Being back in the mothership is nice. I'm on vacation mode, which consists of sleeping in, eating out and staying up late. You may call it jetlag, I call it being home. It's a generally pretty awesome way to be.
Sometimes, however, the pleasantness is interrupted by the fact that every single member of my family is a person of strong opinions. Staying true to all things Bulgarian, we are very much involved in each other's business and for one reason or another, feel like we have the right and authority to give advice regardless of what the issue is. On top of that, we are all extremely verbal people: talking is what we do best. None of that ever used to be an issue when we lived together. Now that my sister and I have been away from home for a while, we are starting to bump heads a bit more than usual. I, for example, have been away for seven years. I've got my own personal agenda with all kinds of weird personal habits that, for better or worse, have helped me do just fine on my own. Same thing applies for my little sister, who being not so little anymore, has also developed her own little ways of doing things. In our absence, our parents have drawn new rules of the game that seem to work for them. Nothing unusual.

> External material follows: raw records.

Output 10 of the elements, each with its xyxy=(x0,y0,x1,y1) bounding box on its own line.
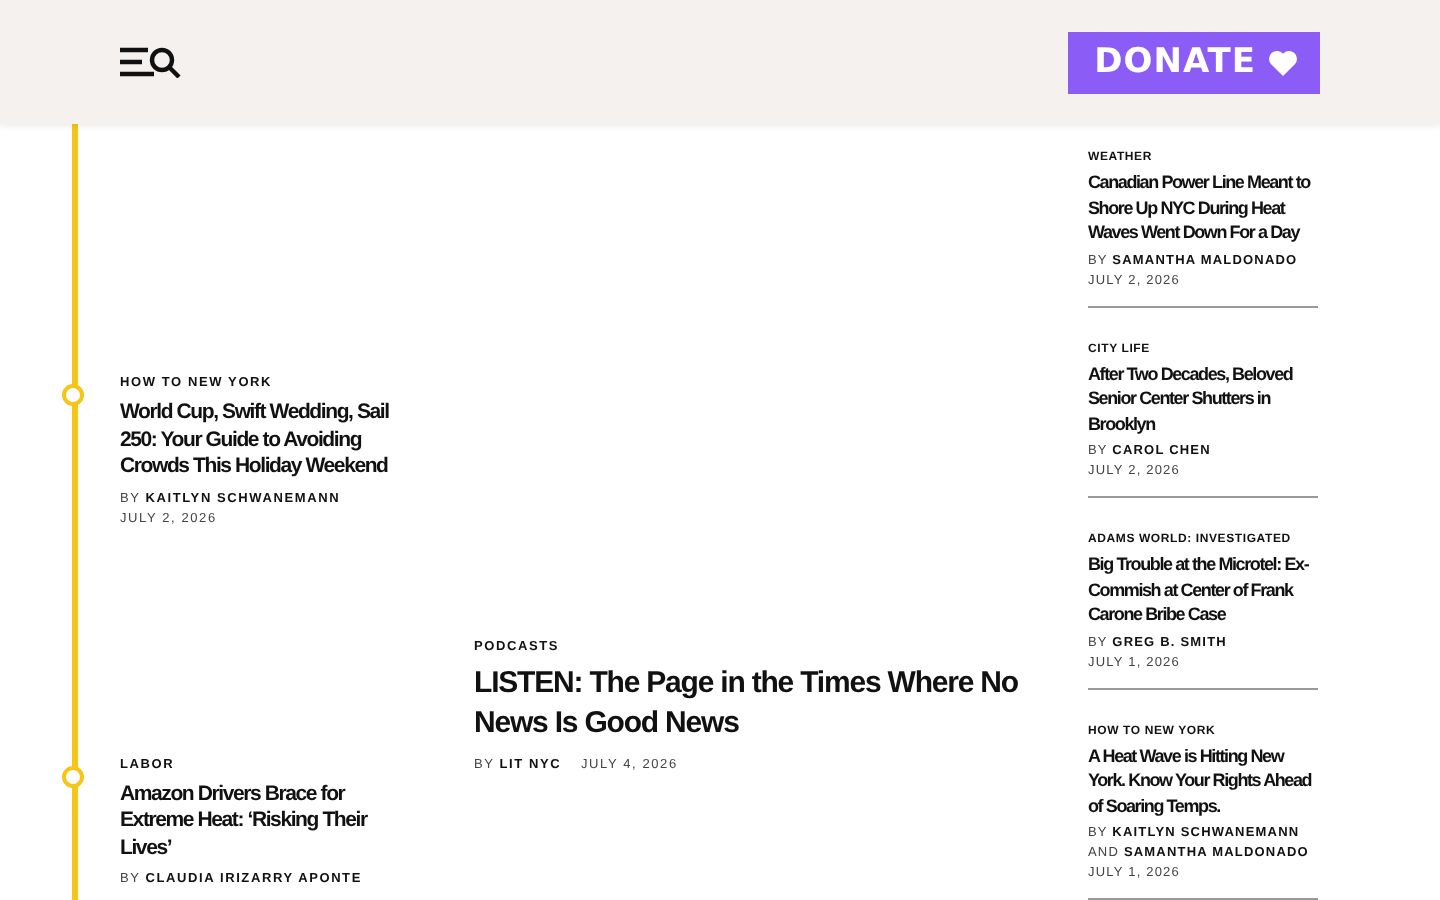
heart-icon xyxy=(1268,49,1298,75)
headline[interactable]: Canadian Power Line Meant to Shore Up NYC During Heat Waves Went Down For a Day xyxy=(1088,170,1318,245)
donate-button[interactable]: DONATE xyxy=(1068,31,1320,93)
headline[interactable]: World Cup, Swift Wedding, Sail 250: Your Guide to Avoiding Crowds This Holiday Weekend xyxy=(120,400,414,481)
headline[interactable]: Big Trouble at the Microtel: Ex-Commish at Center of Frank Carone Bribe Case xyxy=(1088,552,1318,627)
headline[interactable]: Amazon Drivers Brace for Extreme Heat: ‘Risking Their Lives’ xyxy=(120,781,414,862)
menu-search-icon[interactable] xyxy=(120,46,182,78)
headline[interactable]: A Heat Wave is Hitting New York. Know Your Rights Ahead of Soaring Temps. xyxy=(1088,743,1318,818)
headline[interactable]: After Two Decades, Beloved Senior Center Shutters in Brooklyn xyxy=(1088,361,1318,436)
headline[interactable]: LISTEN: The Page in the Times Where No News Is Good News xyxy=(474,664,1032,744)
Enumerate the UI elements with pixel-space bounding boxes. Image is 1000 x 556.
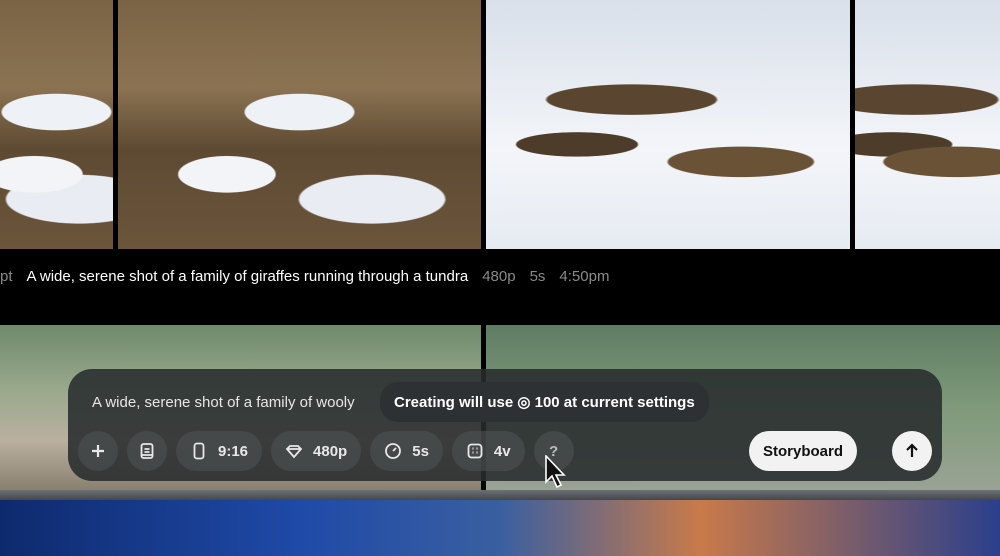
aspect-ratio-button[interactable]: 9:16 [176,431,263,471]
resolution-label: 480p [313,442,348,460]
prompt-composer: A wide, serene shot of a family of wooly… [68,369,942,481]
aspect-ratio-label: 9:16 [218,442,249,460]
grid-icon [467,443,483,459]
arrow-up-icon [906,443,918,457]
video-thumbnail[interactable] [486,0,850,249]
caption-resolution: 480p [482,268,516,285]
variations-label: 4v [493,442,511,460]
add-media-button[interactable] [78,431,118,471]
credits-tooltip: Creating will use ◎ 100 at current setti… [380,382,709,422]
video-thumbnail[interactable] [118,0,481,249]
caption-prefix: pt [0,268,13,285]
submit-button[interactable] [892,431,932,471]
presets-button[interactable] [127,431,167,471]
mouse-cursor-icon [545,455,566,489]
prompt-input[interactable]: A wide, serene shot of a family of wooly [92,394,355,411]
window-edge [0,490,1000,500]
video-thumbnail[interactable] [855,0,1000,249]
variations-button[interactable]: 4v [451,431,525,471]
resolution-button[interactable]: 480p [271,431,362,471]
storyboard-button[interactable]: Storyboard [748,431,857,471]
plus-icon [92,445,104,457]
diamond-icon [285,445,303,459]
duration-button[interactable]: 5s [370,431,443,471]
caption-time: 4:50pm [559,268,610,285]
caption-duration: 5s [529,268,546,285]
duration-label: 5s [412,442,429,460]
video-caption: pt A wide, serene shot of a family of gi… [0,268,609,285]
video-thumbnail[interactable] [0,0,113,249]
caption-prompt[interactable]: A wide, serene shot of a family of giraf… [27,268,469,285]
desktop-background [0,500,1000,556]
clock-icon [385,443,402,459]
book-icon [140,443,154,459]
phone-icon [193,442,205,460]
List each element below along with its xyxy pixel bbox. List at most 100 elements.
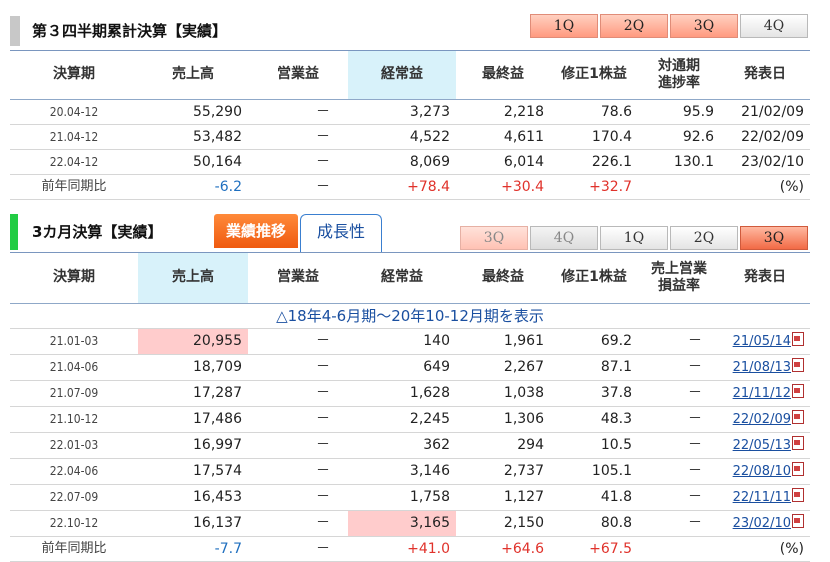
tab-2q[interactable]: 2Q — [600, 14, 668, 38]
margin: － — [638, 432, 720, 459]
date-link[interactable]: 21/11/12 — [733, 386, 791, 401]
eps: 10.5 — [550, 432, 638, 459]
period: 22.07-09 — [10, 484, 138, 511]
date-link[interactable]: 21/05/14 — [733, 334, 791, 349]
yoy-net: +64.6 — [456, 536, 550, 562]
operating: － — [248, 328, 348, 355]
table-row: 22.04-12 50,164 － 8,069 6,014 226.1 130.… — [10, 149, 810, 175]
eps: 170.4 — [550, 124, 638, 150]
tab-4q[interactable]: 4Q — [530, 226, 598, 250]
tab-performance-trend[interactable]: 業績推移 — [214, 214, 298, 248]
eps: 69.2 — [550, 328, 638, 355]
eps: 37.8 — [550, 380, 638, 407]
sales: 17,287 — [138, 380, 248, 407]
eps: 78.6 — [550, 99, 638, 125]
margin: － — [638, 484, 720, 511]
show-older-row: △18年4-6月期～20年10-12月期を表示 — [10, 303, 810, 329]
quarter-tabs-cumulative: 1Q 2Q 3Q 4Q — [528, 14, 808, 38]
operating: － — [248, 354, 348, 381]
date-cell: 22/11/11 — [720, 484, 810, 511]
pdf-icon[interactable] — [792, 461, 804, 476]
yoy-eps: +32.7 — [550, 174, 638, 200]
ordinary: 649 — [348, 354, 456, 381]
table-row: 21.04-12 53,482 － 4,522 4,611 170.4 92.6… — [10, 124, 810, 150]
table-row: 20.04-12 55,290 － 3,273 2,218 78.6 95.9 … — [10, 99, 810, 125]
tab-1q[interactable]: 1Q — [530, 14, 598, 38]
yoy-label: 前年同期比 — [10, 536, 138, 562]
col-ordinary: 経常益 — [348, 51, 456, 100]
pdf-icon[interactable] — [792, 357, 804, 372]
margin: － — [638, 406, 720, 433]
period: 21.07-09 — [10, 380, 138, 407]
date-link[interactable]: 22/08/10 — [733, 464, 791, 479]
col-sales: 売上高 — [138, 51, 248, 100]
net: 2,737 — [456, 458, 550, 485]
col-operating: 営業益 — [248, 253, 348, 304]
tab-3q-prev[interactable]: 3Q — [460, 226, 528, 250]
tab-1q[interactable]: 1Q — [600, 226, 668, 250]
period: 22.04-06 — [10, 458, 138, 485]
tab-growth[interactable]: 成長性 — [300, 214, 382, 252]
sales: 18,709 — [138, 354, 248, 381]
sales: 17,486 — [138, 406, 248, 433]
period: 21.01-03 — [10, 328, 138, 355]
table-row: 22.07-09 16,453 － 1,758 1,127 41.8 － 22/… — [10, 484, 810, 511]
pdf-icon[interactable] — [792, 513, 804, 528]
yoy-operating: － — [248, 536, 348, 562]
col-margin: 売上営業 損益率 — [638, 253, 720, 304]
sales: 50,164 — [138, 149, 248, 175]
period: 20.04-12 — [10, 99, 138, 125]
show-older-link[interactable]: △18年4-6月期～20年10-12月期を表示 — [10, 303, 810, 329]
tab-3q[interactable]: 3Q — [740, 226, 808, 250]
date-cell: 21/11/12 — [720, 380, 810, 407]
col-eps: 修正1株益 — [550, 51, 638, 100]
net: 294 — [456, 432, 550, 459]
pdf-icon[interactable] — [792, 383, 804, 398]
ordinary: 2,245 — [348, 406, 456, 433]
sales: 16,453 — [138, 484, 248, 511]
net: 1,306 — [456, 406, 550, 433]
tab-2q[interactable]: 2Q — [670, 226, 738, 250]
date-link[interactable]: 22/05/13 — [733, 438, 791, 453]
date-link[interactable]: 21/08/13 — [733, 360, 791, 375]
eps: 41.8 — [550, 484, 638, 511]
progress: 95.9 — [638, 99, 720, 125]
table-row: 22.04-06 17,574 － 3,146 2,737 105.1 － 22… — [10, 458, 810, 485]
date: 23/02/10 — [720, 149, 810, 175]
period: 21.04-06 — [10, 354, 138, 381]
date-link[interactable]: 22/11/11 — [733, 490, 791, 505]
eps: 226.1 — [550, 149, 638, 175]
operating: － — [248, 458, 348, 485]
ordinary: 362 — [348, 432, 456, 459]
table-row: 22.10-12 16,137 － 3,165 2,150 80.8 － 23/… — [10, 510, 810, 537]
operating: － — [248, 484, 348, 511]
operating: － — [248, 510, 348, 537]
operating: － — [248, 380, 348, 407]
sales: 53,482 — [138, 124, 248, 150]
col-progress: 対通期 進捗率 — [638, 51, 720, 100]
eps: 48.3 — [550, 406, 638, 433]
margin: － — [638, 354, 720, 381]
pdf-icon[interactable] — [792, 331, 804, 346]
period: 22.04-12 — [10, 149, 138, 175]
pdf-icon[interactable] — [792, 409, 804, 424]
date-link[interactable]: 23/02/10 — [733, 516, 791, 531]
operating: － — [248, 406, 348, 433]
date: 22/02/09 — [720, 124, 810, 150]
pdf-icon[interactable] — [792, 435, 804, 450]
date-link[interactable]: 22/02/09 — [733, 412, 791, 427]
margin: － — [638, 510, 720, 537]
sales: 17,574 — [138, 458, 248, 485]
tab-3q[interactable]: 3Q — [670, 14, 738, 38]
period: 21.10-12 — [10, 406, 138, 433]
yoy-sales: -7.7 — [138, 536, 248, 562]
pdf-icon[interactable] — [792, 487, 804, 502]
ordinary: 3,146 — [348, 458, 456, 485]
sales: 16,137 — [138, 510, 248, 537]
yoy-operating: － — [248, 174, 348, 200]
ordinary: 8,069 — [348, 149, 456, 175]
col-operating: 営業益 — [248, 51, 348, 100]
tab-4q[interactable]: 4Q — [740, 14, 808, 38]
eps: 80.8 — [550, 510, 638, 537]
yoy-unit: (%) — [720, 536, 810, 562]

The problem is that we all seem to think that our own rules are clearly the ones that everybody else should follow. Needless to say, people's expectations are being vociferously disputed by the rest. All of a sudden people's dinner choices, sleep schedules, beauty routines, and reading material is up for debate. We've argued about what I need to wear to work, whether my sister should go to graduate school, how much cheese one must eat at dinner, which consulting company my dad needs to contact, what kind of birthday present we should get for my cousin who just turned 20. Important things, you know. It's been a week of a whole lot of voice-raising, door-slamming, and polite fuck-you's.
Sometimes I get really pissed off. I am old enough to take care of my shit. And I don't need to know what everybody else thinks about my stuff.
The rest of the time, however, I love it. Door-slamming included. It only shows how much we care for each other. And as much as the whole thing sometimes reminds me of a
Kusturica film, it's why I came home.